Pharmacol Biochem Behav. 1994 Jan;47(1):89-94. doi: 10.1016/0091-3057(94)90115-5.
The mechanism of action for the behavioral stimulant effects of caffeine has been extensively studied, but results have been ambiguous and inconsistent. The present study examined the role of dopamine in caffeine-induced stimulation of locomotor activity in rats. d-Amphetamine was also tested for comparison. Locomotor activity of male Sprague-Dawley rats (300-350 g) was measured using two-channel electronic activity monitors. Activity counts were recorded for 30 min following a 30-min pretreatment with either caffeine (3.0-100 mg/kg, IP) or d-amphetamine (0.1-3.0 mg/kg, IP) alone and in combination with the D1 dopamine antagonist SCH23390 (0.01 and 0.003 mg/kg, SC) or the D2 dopamine antagonists sulpiride (30 mg/kg, SC) or eticlopride (0.03 mg/kg, SC). Caffeine and d-amphetamine dose dependently increased locomotor activity. This effect of both caffeine and d-amphetamine was blocked by SCH23390 as well as by eticlopride. Sulpiride blocked the stimulatory effects of caffeine but not d-amphetamine. These results suggest that the locomotor stimulant effect of caffeine, like that of d-amphetamine, is mediated through dopaminergic systems; both D1 and D2 receptors appear to be involved.

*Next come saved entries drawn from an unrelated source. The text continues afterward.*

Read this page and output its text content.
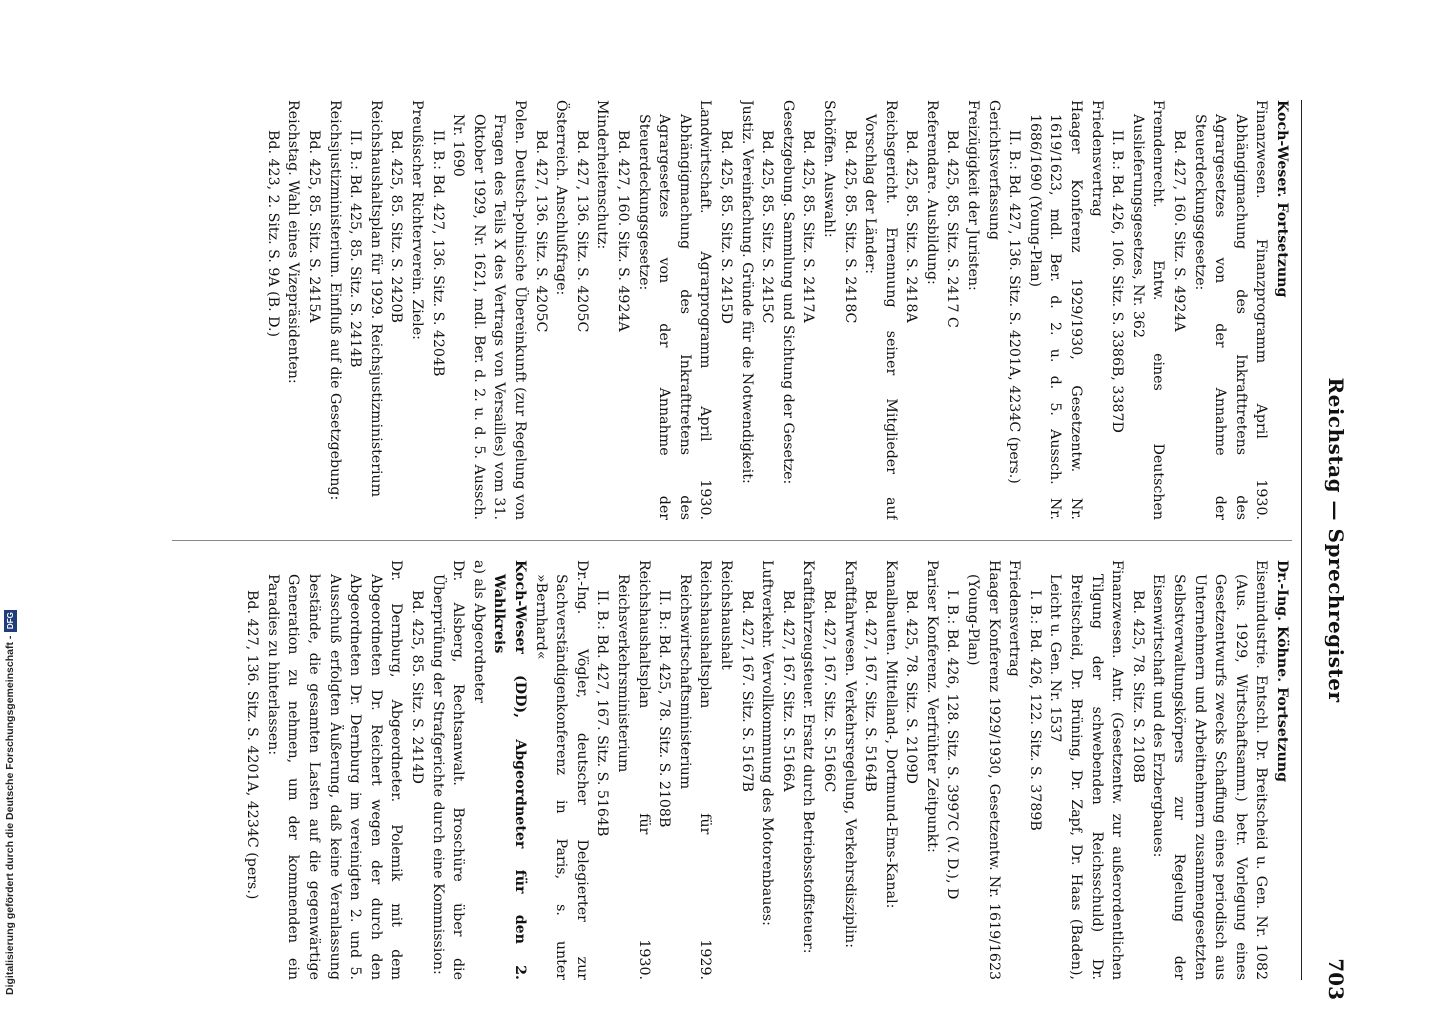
Reichstag — Sprechregister
703

Koch-Weser. Fortsetzung

Finanzwesen. Finanzprogramm April 1930. Abhängigmachung des Inkrafttretens des Agrargesetzes von der Annahme der Steuerdeckungsgesetze:

Bd. 427, 160. Sitz. S. 4924A

Fremdenrecht. Entw. eines Deutschen Auslieferungsgesetzes, Nr. 362

II. B.: Bd. 426, 106. Sitz. S. 3386B, 3387D

Friedensvertrag

Haager Konferenz 1929/1930, Gesetzentw. Nr. 1619/1623, mdl. Ber. d. 2. u. d. 5. Aussch. Nr. 1686/1690 (Young-Plan)

II. B.: Bd. 427, 136. Sitz. S. 4201A, 4234C (pers.)

Gerichtsverfassung

Freizügigkeit der Juristen:

Bd. 425, 85. Sitz. S. 2417 C

Referendare. Ausbildung:

Bd. 425, 85. Sitz. S. 2418A

Reichsgericht. Ernennung seiner Mitglieder auf Vorschlag der Länder:

Bd. 425, 85. Sitz. S. 2418C

Schöffen. Auswahl:

Bd. 425, 85. Sitz. S. 2417A

Gesetzgebung. Sammlung und Sichtung der Gesetze:

Bd. 425, 85. Sitz. S. 2415C

Justiz. Vereinfachung. Gründe für die Notwendigkeit:

Bd. 425, 85. Sitz. S. 2415D

Landwirtschaft. Agrarprogramm April 1930. Abhängigmachung des Inkrafttretens des Agrargesetzes von der Annahme der Steuerdeckungsgesetze:

Bd. 427, 160. Sitz. S. 4924A

Minderheitenschutz:

Bd. 427, 136. Sitz. S. 4205C

Österreich. Anschlußfrage:

Bd. 427, 136. Sitz. S. 4205C

Polen. Deutsch-polnische Übereinkunft (zur Regelung von Fragen des Teils X des Vertrags von Versailles) vom 31. Oktober 1929, Nr. 1621, mdl. Ber. d. 2. u. d. 5. Aussch. Nr. 1690

II. B.: Bd. 427, 136. Sitz. S. 4204B

Preußischer Richterverein. Ziele:

Bd. 425, 85. Sitz. S. 2420B

Reichshaushaltsplan für 1929. Reichsjustizministerium

II. B.: Bd. 425, 85. Sitz. S. 2414B

Reichsjustizministerium. Einfluß auf die Gesetzgebung:

Bd. 425, 85. Sitz. S. 2415A

Reichstag. Wahl eines Vizepräsidenten:

Bd. 423, 2. Sitz. S. 9A (B. D.)

Dr.-Ing. Köhne. Fortsetzung

Eisenindustrie. Entschl. Dr. Breitscheid u. Gen. Nr. 1082 (Aus. 1929, Wirtschaftsamm.) betr. Vorlegung eines Gesetzentwurfs zwecks Schaffung eines periodisch aus Unternehmern und Arbeitnehmern zusammengesetzten Selbstverwaltungskörpers zur Regelung der Eisenwirtschaft und des Erzbergbaues:

Bd. 425, 78. Sitz. S. 2108B

Finanzwesen. Antr. (Gesetzentw. zur außerordentlichen Tilgung der schwebenden Reichsschuld) Dr. Breitscheid, Dr. Brüning, Dr. Zapf, Dr. Haas (Baden), Leicht u. Gen. Nr. 1537

I. B.: Bd. 426, 122. Sitz. S. 3789B

Friedensvertrag

Haager Konferenz 1929/1930, Gesetzentw. Nr. 1619/1623 (Young-Plan)

I. B.: Bd. 426, 128. Sitz. S. 3997C (V. D.), D

Pariser Konferenz. Verfrühter Zeitpunkt:

Bd. 425, 78. Sitz. S. 2109D

Kanalbauten. Mittelland-, Dortmund-Ems-Kanal:

Bd. 427, 167. Sitz. S. 5164B

Kraftfahrwesen. Verkehrsregelung, Verkehrsdisziplin:

Bd. 427, 167. Sitz. S. 5166C

Kraftfahrzeugsteuer. Ersatz durch Betriebsstoffsteuer:

Bd. 427, 167. Sitz. S. 5166A

Luftverkehr. Vervollkommnung des Motorenbaues:

Bd. 427, 167. Sitz. S. 5167B

Reichshaushalt

Reichshaushaltsplan für 1929. Reichswirtschaftsministerium

II. B.: Bd. 425, 78. Sitz. S. 2108B

Reichshaushaltsplan für 1930. Reichsverkehrsministerium

II. B.: Bd. 427, 167. Sitz. S. 5164B

Dr.-Ing. Vögler, deutscher Delegierter zur Sachverständigenkonferenz in Paris, s. unter »Bernhard«

Koch-Weser (DD), Abgeordneter für den 2. Wahlkreis

a) als Abgeordneter

Dr. Alsberg, Rechtsanwalt. Broschüre über die Überprüfung der Strafgerichte durch eine Kommission:

Bd. 425, 85. Sitz. S. 2414D

Dr. Dernburg, Abgeordneter. Polemik mit dem Abgeordneten Dr. Reichert wegen der durch den Abgeordneten Dr. Dernburg im vereinigten 2. und 5. Ausschuß erfolgten Äußerung, daß keine Veranlassung bestände, die gesamten Lasten auf die gegenwärtige Generation zu nehmen, um der kommenden ein Paradies zu hinterlassen:

Bd. 427, 136. Sitz. S. 4201A, 4234C (pers.)

Digitalisierung gefördert durch die Deutsche Forschungsgemeinschaft -
DFG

咖啡因行为刺激作用的作用机制已得到广泛研究,但结果一直含糊不清且不一致。本研究考察了多巴胺在咖啡因诱导大鼠运动活动增强中的作用。同时对右旋苯丙胺进行了测试以作比较。使用双通道电子活动监测仪测量雄性Sprague-Dawley大鼠(300 - 350 g)的运动活动。在分别用咖啡因(3.0 - 100 mg/kg,腹腔注射)或右旋苯丙胺(0.1 - 3.0 mg/kg,腹腔注射)单独预处理30分钟后,以及与D1多巴胺拮抗剂SCH23390(0.01和0.003 mg/kg,皮下注射)或D2多巴胺拮抗剂舒必利(30 mg/kg,皮下注射)或依托必利(0.03 mg/kg,皮下注射)联合预处理30分钟后,记录30分钟的活动计数。咖啡因和右旋苯丙胺均剂量依赖性地增加运动活动。SCH23390以及依托必利均可阻断咖啡因和右旋苯丙胺的这种作用。舒必利可阻断咖啡因的刺激作用,但不能阻断右旋苯丙胺的刺激作用。这些结果表明,咖啡因的运动刺激作用与右旋苯丙胺类似,是通过多巴胺能系统介导的;D1和D2受体似乎均参与其中。